Here’s my Prezi for the Unravelling Ravelry workshop I offered at Espace Tricot on January 14th:
Updated to add:
The above presentation was part of a two-hour workshop I taught, mainly with the aim of introducing users to the powerful search functions available on Ravelry. The presentation alone may not have enough context to really get the whole gist, but it does have some exercises in it that will get anyone going on using the tools.
What really struck me when assembling this was how much you as a user can control what comes back to you as a feed. By investing some time in creating favourites, whether that’s designers, patterns, or projects, and by adding friends, your can create several streams that will show you new patterns and makers you’ve never seen before.
And that’s really different from most social media. Facebook and Instagram use algorithms to show you more of what you already see, and it’s tougher to break out of that than you might think. Simply following a wider variety of accounts won’t necessarily change your feed very much. IG and FB are pretty quiet about how exactly their algorithms work, but many companies that offer marketing tools have tried to break it down for their users, mainly with the aim of helping them break through the noise. But if you want to see a wider range of accounts on a regular basis, you can use the same information to hack your feed.

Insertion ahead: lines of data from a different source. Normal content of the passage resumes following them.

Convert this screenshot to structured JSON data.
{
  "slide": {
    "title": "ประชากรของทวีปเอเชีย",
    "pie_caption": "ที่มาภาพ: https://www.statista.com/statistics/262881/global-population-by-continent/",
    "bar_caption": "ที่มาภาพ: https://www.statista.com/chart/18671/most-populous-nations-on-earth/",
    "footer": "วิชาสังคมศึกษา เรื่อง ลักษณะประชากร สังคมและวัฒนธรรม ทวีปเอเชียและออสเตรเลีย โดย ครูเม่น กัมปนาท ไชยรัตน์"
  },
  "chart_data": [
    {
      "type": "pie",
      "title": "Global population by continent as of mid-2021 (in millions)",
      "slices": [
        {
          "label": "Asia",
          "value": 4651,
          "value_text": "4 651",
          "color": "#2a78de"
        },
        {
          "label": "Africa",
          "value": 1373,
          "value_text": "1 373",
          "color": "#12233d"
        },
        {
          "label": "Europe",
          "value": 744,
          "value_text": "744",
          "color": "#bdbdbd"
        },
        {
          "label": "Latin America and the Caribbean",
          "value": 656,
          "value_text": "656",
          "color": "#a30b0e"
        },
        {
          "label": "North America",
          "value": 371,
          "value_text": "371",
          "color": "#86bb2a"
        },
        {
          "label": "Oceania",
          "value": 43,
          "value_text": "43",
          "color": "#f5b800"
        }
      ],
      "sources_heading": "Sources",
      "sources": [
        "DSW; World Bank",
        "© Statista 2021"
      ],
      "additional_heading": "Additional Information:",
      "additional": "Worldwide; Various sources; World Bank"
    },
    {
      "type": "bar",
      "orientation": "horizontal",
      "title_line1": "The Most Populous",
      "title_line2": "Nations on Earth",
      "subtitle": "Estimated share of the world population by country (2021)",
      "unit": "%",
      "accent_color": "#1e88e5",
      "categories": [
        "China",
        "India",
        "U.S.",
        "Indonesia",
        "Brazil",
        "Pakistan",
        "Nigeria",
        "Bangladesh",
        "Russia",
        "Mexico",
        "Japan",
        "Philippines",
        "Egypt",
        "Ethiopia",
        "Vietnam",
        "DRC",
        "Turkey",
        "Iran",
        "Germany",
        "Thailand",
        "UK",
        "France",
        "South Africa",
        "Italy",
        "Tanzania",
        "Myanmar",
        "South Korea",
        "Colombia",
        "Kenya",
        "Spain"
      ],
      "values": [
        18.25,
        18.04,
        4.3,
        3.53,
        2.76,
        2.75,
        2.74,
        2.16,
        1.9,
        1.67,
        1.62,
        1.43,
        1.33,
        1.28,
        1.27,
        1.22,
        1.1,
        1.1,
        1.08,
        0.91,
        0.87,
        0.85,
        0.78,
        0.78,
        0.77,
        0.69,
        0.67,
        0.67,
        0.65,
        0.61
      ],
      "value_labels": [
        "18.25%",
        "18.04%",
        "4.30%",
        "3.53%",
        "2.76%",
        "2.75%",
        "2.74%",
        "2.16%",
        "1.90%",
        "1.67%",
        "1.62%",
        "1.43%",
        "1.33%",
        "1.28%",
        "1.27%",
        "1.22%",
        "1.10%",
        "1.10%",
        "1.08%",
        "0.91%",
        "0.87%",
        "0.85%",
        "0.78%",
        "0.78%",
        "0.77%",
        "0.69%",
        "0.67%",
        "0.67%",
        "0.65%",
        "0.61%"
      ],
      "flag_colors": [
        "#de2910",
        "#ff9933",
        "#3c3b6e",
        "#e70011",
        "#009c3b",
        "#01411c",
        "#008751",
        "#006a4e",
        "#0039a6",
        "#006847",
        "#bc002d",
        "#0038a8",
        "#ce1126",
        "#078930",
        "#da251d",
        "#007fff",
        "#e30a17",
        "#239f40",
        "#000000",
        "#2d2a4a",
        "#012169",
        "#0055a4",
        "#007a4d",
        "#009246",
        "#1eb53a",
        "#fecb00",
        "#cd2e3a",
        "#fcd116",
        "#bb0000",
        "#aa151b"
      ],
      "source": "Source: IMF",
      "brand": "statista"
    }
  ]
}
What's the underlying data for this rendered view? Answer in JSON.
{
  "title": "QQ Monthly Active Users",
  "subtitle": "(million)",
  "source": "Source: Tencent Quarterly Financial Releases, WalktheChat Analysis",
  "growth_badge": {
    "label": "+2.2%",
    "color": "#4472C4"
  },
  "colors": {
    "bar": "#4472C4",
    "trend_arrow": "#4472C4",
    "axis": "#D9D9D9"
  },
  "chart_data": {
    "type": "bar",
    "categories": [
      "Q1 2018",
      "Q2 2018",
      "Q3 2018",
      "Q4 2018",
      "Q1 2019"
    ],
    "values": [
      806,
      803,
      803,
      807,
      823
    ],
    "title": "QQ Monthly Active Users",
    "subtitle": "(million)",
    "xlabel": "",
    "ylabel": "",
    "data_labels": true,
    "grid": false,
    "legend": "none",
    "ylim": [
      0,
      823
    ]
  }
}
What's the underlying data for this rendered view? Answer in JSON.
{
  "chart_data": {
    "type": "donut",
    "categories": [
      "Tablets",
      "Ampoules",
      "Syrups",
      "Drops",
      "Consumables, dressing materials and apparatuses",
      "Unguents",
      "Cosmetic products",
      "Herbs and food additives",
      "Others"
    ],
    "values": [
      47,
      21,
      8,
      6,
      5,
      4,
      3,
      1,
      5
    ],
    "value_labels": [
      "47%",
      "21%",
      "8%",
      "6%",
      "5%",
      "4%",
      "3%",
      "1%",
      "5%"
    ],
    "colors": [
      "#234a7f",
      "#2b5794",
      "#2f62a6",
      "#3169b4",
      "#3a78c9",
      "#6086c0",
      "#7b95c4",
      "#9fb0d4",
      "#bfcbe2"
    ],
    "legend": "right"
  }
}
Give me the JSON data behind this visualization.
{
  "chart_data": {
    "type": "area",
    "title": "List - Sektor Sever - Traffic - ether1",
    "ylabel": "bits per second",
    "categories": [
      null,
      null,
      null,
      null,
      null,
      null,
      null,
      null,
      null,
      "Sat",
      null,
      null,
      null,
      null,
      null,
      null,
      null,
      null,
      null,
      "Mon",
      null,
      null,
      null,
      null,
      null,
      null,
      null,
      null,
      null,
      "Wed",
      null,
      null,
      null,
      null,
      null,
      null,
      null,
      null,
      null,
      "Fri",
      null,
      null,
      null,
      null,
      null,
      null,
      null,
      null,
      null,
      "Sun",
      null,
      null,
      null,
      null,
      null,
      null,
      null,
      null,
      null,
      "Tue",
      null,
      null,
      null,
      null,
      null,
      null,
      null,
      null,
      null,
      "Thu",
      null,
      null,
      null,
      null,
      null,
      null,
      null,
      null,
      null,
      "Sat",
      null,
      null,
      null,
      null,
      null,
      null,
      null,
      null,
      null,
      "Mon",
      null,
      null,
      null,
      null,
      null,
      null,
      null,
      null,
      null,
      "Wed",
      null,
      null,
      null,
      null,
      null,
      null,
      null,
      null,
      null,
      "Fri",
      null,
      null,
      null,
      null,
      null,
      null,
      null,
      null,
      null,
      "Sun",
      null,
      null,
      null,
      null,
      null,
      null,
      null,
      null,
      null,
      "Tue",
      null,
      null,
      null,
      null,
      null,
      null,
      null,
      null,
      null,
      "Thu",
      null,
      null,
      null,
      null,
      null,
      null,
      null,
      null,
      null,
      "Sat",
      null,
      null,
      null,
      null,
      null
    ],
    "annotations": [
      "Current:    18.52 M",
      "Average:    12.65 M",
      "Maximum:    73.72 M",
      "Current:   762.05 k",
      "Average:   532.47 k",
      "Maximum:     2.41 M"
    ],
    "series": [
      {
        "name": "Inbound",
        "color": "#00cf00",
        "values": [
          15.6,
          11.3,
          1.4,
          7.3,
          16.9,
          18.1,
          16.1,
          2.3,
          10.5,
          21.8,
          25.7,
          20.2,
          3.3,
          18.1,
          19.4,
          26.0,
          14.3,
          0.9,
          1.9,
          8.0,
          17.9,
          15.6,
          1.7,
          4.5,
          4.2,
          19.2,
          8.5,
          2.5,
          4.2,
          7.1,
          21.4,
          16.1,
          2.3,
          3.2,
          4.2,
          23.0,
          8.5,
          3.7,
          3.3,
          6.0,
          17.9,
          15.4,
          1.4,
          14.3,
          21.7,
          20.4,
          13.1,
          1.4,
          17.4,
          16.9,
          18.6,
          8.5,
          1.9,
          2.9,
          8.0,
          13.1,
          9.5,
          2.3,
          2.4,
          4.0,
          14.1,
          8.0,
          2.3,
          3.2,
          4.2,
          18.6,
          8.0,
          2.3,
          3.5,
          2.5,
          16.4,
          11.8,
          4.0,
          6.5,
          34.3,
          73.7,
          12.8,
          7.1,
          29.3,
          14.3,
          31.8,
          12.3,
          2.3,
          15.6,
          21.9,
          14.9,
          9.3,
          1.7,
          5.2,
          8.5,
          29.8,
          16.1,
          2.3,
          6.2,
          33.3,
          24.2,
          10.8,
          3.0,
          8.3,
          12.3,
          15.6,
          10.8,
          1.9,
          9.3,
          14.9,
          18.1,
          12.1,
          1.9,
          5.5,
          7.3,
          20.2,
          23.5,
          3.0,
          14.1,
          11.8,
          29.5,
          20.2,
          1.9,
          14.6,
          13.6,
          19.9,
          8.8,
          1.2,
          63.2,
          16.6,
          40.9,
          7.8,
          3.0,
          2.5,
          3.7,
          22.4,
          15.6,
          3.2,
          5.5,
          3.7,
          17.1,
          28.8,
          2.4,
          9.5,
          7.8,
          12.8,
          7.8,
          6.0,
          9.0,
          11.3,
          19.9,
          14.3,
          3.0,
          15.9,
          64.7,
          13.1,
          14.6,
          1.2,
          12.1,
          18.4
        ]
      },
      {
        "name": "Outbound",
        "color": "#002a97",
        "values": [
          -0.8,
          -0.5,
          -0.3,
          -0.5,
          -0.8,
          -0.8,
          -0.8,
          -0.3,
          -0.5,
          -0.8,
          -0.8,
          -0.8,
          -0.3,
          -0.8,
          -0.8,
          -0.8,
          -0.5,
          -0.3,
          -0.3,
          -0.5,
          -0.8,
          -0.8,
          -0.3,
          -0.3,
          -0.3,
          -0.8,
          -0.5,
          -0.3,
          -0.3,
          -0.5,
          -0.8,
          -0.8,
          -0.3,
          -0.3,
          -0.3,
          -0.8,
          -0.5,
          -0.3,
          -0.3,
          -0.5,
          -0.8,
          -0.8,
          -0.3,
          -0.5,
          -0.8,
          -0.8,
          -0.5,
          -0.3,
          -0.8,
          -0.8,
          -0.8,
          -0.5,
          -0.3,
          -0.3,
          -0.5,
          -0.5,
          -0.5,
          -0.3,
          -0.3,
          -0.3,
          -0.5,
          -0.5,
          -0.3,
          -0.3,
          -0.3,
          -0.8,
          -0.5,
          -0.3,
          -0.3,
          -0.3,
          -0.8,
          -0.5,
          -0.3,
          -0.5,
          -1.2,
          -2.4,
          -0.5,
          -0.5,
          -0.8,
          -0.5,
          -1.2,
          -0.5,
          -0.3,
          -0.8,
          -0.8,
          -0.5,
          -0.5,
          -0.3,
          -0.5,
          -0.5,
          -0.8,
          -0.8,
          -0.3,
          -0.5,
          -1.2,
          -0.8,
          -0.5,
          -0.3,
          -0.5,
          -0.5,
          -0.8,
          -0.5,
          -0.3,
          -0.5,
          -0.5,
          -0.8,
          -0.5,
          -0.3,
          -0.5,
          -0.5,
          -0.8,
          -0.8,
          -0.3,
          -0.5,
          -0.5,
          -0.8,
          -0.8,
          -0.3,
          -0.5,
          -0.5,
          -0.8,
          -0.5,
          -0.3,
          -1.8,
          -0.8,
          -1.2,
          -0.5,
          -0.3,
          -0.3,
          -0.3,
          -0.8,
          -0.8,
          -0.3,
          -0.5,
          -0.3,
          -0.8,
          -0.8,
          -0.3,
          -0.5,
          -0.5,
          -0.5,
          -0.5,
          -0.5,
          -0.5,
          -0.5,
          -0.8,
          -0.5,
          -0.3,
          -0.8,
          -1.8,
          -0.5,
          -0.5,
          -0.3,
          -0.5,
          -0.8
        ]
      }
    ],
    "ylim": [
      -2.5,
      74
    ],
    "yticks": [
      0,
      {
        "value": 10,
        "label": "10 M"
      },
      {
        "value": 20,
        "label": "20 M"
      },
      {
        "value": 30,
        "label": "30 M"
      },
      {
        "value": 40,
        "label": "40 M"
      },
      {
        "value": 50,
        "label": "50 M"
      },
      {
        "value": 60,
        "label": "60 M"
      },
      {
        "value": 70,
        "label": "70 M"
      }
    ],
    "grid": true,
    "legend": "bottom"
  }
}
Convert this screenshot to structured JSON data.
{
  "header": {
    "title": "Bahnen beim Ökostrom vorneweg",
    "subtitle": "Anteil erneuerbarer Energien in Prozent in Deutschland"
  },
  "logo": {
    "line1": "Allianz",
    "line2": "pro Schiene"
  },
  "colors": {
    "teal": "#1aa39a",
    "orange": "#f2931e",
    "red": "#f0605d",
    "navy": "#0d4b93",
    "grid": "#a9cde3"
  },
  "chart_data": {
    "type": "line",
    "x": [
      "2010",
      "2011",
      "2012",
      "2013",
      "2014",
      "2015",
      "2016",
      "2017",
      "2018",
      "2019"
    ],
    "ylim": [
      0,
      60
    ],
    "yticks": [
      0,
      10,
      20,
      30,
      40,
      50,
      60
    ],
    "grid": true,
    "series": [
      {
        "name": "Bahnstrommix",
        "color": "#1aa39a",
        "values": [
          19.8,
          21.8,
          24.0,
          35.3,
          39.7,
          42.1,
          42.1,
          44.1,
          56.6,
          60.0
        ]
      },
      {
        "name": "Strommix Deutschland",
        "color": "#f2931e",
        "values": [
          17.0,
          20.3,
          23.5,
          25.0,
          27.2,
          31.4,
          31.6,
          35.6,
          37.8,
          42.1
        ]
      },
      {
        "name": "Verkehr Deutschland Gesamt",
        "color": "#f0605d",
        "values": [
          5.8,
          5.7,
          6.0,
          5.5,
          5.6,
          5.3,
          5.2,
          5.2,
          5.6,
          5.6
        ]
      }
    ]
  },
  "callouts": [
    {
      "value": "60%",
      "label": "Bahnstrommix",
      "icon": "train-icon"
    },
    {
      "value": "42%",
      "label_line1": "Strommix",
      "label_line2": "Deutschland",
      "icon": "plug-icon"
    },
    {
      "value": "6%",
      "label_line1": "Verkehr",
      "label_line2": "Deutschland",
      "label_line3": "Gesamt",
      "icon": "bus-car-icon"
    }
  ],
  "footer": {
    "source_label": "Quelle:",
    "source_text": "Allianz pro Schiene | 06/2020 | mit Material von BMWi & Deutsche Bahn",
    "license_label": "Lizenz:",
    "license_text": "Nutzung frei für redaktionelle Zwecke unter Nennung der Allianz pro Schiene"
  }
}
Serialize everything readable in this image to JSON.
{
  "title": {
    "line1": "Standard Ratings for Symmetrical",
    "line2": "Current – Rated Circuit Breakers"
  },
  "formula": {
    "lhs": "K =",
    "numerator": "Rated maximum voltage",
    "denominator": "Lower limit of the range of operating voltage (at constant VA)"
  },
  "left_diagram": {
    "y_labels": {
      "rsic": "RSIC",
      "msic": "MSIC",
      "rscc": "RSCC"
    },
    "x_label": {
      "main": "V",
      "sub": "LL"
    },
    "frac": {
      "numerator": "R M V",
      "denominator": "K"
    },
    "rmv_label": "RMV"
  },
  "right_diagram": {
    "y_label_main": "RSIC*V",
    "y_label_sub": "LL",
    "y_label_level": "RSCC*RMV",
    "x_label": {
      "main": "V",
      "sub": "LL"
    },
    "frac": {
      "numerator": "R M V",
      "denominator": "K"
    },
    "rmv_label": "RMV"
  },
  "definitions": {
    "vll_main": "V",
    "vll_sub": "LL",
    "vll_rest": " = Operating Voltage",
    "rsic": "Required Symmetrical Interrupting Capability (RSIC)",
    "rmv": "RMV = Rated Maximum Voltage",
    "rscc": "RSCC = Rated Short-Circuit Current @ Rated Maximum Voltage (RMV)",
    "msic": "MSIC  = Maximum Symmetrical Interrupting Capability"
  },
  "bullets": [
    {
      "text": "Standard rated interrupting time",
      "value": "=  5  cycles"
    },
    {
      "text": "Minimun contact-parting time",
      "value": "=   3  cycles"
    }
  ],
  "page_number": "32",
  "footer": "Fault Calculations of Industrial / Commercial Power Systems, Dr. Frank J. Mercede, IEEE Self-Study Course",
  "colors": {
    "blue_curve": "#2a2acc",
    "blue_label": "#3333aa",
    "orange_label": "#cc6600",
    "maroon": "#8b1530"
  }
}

I found this article from Buffer particularly helpful - and while it’s interesting is that your feed is affected by how many accounts you follow, how often you log in and when you log in, the key thing I took away was that IG prioritizes your assumed relationship with the person behind the account. So if you’ve commented on their posts, and particularly if you’ve DMed that account, it thinks you might be friends in real life. To be clear, I am NOT suggesting that you should DM people just so their posts will show up in your feed more often. But if you are serious about seeing a wider range of accounts, simply following and liking may not be enough to break through. Commenting can though, and most IG users appreciate comments because it also helps their post become more visible.
Generally, tokenism sucks, and when it comes to your IG feed, it’s not going to work. If the majority of the accounts you follow and interact with are the same, IG will make sure you see more of that. That’s the business model.
I know I plan to invest more time in adding new favourites over on Ravelry and enjoying the results when I look at my pattern highlights and friend activity feed. As usual, Rav offers an incredibly flexible and worthwhile set of tools we fiber fiends are so lucky to have.
Background: I’m sharing these notes in light of recent discussion in knitworld about racism. There is an active thread over on Ravelry with a summary of how the recent discussion got started, the responses to that, useful resources, and lots of people sharing their favourite makers of colour.